Normally, when I think of Keanu Reeves I think of how he should have acted in Equilibrium instead of The Matrix… but after seeing John Wick (don’t set him off) I think of AMAZING revenge flicks. If you haven’t seen John Wick yet, finish this article and then head right over to the theater! It’s probably the best role I’ve seen for Keanu in a long time, and that’s saying a lot because if you look at his recent history he’s only been doing these C-list whiteboy-Kung-Fu movies… The last part he had that I really liked was A Scanner Darkly in 2006. John Wick is jam packed with great performances, a great use of color that rivals Running Scared, great MMA fight choreography and most importantly (and oddly missing from a lot of movies today) GREAT DIALOGUE for the lead actor!
I’m not exaggerating when I say that he’s made up for the past 10 years with John Wick.
John Wick is an instant classic film about an ex-hitman known as “The Boogeyman”, or the man that scares the Boogeyman. When a snot-nosed son of Russian Mobster, Viggo Tarasov kills the dog that John’s dead wife gifted him… it (dare I say it) SPARKS a fire in him (I said it) and causes him to come out of retirement to seek revenge. All of which is revealed in the trailer, so I’m not spoiling anything for you. If you want to read more on the film, don’t. Just go see it!

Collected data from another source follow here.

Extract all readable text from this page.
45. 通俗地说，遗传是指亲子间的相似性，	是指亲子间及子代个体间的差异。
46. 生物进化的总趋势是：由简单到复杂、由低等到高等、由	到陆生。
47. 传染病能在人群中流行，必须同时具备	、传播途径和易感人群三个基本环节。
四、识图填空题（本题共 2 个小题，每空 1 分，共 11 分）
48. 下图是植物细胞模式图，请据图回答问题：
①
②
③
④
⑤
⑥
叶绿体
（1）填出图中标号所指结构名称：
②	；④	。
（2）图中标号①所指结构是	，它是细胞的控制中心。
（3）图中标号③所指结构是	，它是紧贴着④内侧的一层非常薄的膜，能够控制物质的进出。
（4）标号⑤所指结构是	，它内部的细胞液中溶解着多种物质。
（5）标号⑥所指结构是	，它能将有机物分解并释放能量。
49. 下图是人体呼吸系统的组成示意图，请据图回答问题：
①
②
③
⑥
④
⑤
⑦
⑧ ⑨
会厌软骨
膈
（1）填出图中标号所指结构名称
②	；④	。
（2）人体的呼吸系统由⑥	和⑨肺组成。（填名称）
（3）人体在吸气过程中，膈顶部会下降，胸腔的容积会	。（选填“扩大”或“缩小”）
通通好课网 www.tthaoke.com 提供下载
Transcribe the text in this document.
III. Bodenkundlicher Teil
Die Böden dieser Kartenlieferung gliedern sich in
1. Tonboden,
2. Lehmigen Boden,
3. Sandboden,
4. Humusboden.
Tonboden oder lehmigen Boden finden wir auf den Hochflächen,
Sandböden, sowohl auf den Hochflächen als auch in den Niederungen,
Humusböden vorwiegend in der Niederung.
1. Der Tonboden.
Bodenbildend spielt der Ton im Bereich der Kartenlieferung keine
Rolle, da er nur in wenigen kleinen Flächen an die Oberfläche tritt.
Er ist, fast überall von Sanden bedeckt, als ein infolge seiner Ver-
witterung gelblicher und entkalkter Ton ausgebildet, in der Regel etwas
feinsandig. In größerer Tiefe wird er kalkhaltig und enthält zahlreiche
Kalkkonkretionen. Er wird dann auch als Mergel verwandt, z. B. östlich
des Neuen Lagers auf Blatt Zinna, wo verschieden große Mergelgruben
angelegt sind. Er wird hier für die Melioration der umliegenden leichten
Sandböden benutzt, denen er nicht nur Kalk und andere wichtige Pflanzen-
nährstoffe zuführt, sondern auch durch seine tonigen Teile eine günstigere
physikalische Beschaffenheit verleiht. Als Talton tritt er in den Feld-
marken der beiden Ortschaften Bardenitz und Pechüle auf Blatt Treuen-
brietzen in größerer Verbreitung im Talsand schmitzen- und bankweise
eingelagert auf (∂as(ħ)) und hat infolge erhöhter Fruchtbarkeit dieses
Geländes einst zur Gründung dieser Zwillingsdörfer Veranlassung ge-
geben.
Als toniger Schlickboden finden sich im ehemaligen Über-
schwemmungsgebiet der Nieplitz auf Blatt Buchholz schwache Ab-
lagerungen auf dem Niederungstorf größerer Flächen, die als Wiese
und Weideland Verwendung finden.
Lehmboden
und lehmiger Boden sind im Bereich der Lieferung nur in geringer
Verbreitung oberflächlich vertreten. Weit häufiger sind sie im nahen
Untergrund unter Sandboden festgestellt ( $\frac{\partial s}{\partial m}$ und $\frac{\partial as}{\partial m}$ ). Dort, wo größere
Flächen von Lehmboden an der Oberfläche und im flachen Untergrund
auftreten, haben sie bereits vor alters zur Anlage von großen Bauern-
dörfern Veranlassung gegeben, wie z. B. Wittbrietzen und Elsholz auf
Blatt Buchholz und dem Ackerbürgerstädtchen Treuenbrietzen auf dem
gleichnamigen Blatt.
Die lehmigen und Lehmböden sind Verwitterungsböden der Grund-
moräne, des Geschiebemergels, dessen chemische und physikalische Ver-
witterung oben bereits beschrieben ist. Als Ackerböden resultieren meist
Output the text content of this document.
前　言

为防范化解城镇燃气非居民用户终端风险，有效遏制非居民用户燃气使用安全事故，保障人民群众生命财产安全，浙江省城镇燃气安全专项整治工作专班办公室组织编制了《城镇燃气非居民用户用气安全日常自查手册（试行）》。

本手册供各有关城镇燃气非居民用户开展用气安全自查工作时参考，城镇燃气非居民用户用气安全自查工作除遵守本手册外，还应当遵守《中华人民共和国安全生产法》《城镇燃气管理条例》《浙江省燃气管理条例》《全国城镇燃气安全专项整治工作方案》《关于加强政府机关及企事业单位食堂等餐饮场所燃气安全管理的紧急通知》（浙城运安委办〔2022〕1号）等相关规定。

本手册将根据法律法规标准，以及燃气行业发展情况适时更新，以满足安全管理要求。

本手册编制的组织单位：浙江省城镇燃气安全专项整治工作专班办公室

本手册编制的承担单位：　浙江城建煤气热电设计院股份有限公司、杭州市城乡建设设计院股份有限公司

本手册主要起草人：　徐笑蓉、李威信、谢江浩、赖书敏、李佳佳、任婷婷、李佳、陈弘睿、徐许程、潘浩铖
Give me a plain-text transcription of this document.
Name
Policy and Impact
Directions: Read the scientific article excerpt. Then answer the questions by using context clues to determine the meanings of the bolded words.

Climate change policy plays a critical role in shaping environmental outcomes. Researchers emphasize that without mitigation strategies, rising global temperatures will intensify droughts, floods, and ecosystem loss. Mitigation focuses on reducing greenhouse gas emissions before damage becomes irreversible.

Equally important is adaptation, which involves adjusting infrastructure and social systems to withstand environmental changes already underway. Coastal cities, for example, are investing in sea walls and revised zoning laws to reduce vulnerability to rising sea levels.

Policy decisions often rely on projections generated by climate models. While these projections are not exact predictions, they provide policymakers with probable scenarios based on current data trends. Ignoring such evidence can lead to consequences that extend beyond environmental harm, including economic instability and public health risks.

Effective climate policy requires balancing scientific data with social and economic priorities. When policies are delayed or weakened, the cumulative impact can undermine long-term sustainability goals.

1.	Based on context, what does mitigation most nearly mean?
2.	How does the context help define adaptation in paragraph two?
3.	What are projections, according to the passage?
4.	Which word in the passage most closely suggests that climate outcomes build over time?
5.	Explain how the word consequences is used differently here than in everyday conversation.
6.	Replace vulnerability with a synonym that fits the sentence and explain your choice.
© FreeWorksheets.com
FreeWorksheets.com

I hope this next part doesn’t sound as awful as I expect it does, but this is the best dead dog movie in years. I did a trivia round on my podcast focused on Dead Dog Cinema, not only did it bum out everyone in the audience, it was hilariously fun to play. We only did it that one game and Netflix has way more great movies on there involving dead dogs, so why not bum out the entire internet for a little bit? Even though the website Does A Dog Die made it a lot easier for me.
Inspired by John Wick, here’s a bunch of dead dog movies on Netflix:
The Citizen Kane of dead dog filmography. Old Yeller broke hearts and box office records back when it came out and is now available for you to tear up at in the comfort of your own Wonder Woman snuggie! I can’t tell you the dog death without ruining the film for you, so skip this unless you’re comfortable with a spoiler alert: Old Yeller catches rabies and has to be taken out back and shot! BOOM! No photo, just sadness.
This is hands down my favorite Michael Haneke film, it’s hard to explain what this movie is about because it’s more performance based. Two teens terrorize a family while at their vacation home, the drama starts when the home owners run out of eggs… see? Sounds stupid. But this movie takes all your expectations of film and plays with them for 2 hours. It’s incredible. One of the most unforgettable scenes is when our villains are making the family play “hot and cold” to find their dogs body. It’s really weird how much I enjoyed the scene and it’s all because of Arno Frisch’s playful attitude.
I feel like this is the only time anyone will ever say “DUDE! You gotta watch this movie”… The movie starts with child pornography… so if all you remember is the dogs death,you’re getting off light. This is one of the most raw and rugged films involving some really hard-to-watch violence that is too real to handle at points. In this light-hearted teen comedy– I’m kidding. It’s heavy. Based on the real life murders that happened in Australia, the movie is about a serial killer who coerces a boy into murdering people who stand in his way. One of the only scenes I had to pause was the dog’s death. He is trying to get the kid to show no fear and kill something he loves, but when he can’t do it the man GRABS the gun and kills the dog himself.
C.H.U.D. is a cult classic that’s both fun and has a message, that message isn’t about dead dogs, it’s about society! Damn it! We’re alerted the the issue underneath the pavement from the opening credits when one of the monsters from below snatches an unsuspecting puppy for a midnight meal.
Tom Hanks stars in this buddy cop movie made for the dog lover in all of us, Turner & Hooch shows that you don’t have to be a black guy to die in a movie in the 80s. It’s entertaining for all ages when Hanks is partnered up with this dog of massive proportions to solve an unsolvable case. Like Old Yeller, I don’t want to spoil anything for you, but if this movie being on this list doesn’t alert you that this dog doesn’t make it to the end credits… the dog dies. Hooch jumps in front of a bullet for his master and takes one right in the heart. Clearly dog is mans best friend… better friend than me, that’s for sure.
Blue Valentine is a real look into what it’s like to be married… starting with (drum roll please) DEAD DOG! There’s flashbacks to when they were happy, but that’s counterbalanced with depressing looks into current times. Grab your tissues it’s about to go down.
My friend Brendan said that if I’m doing a list of dog death films, then Amores Perros has to be on it. Pitched it to me as “a film douche’s dream”, it involves 3 different plots intertwined, like Crash for dead dogs. All the stories are related by families and their dogs on the streets of Mexico City. It has by far the highest dog body count of any movie and is a perfect choice to end this list. I don’t want to spoil anything, so just imagine this for the runtime of the film.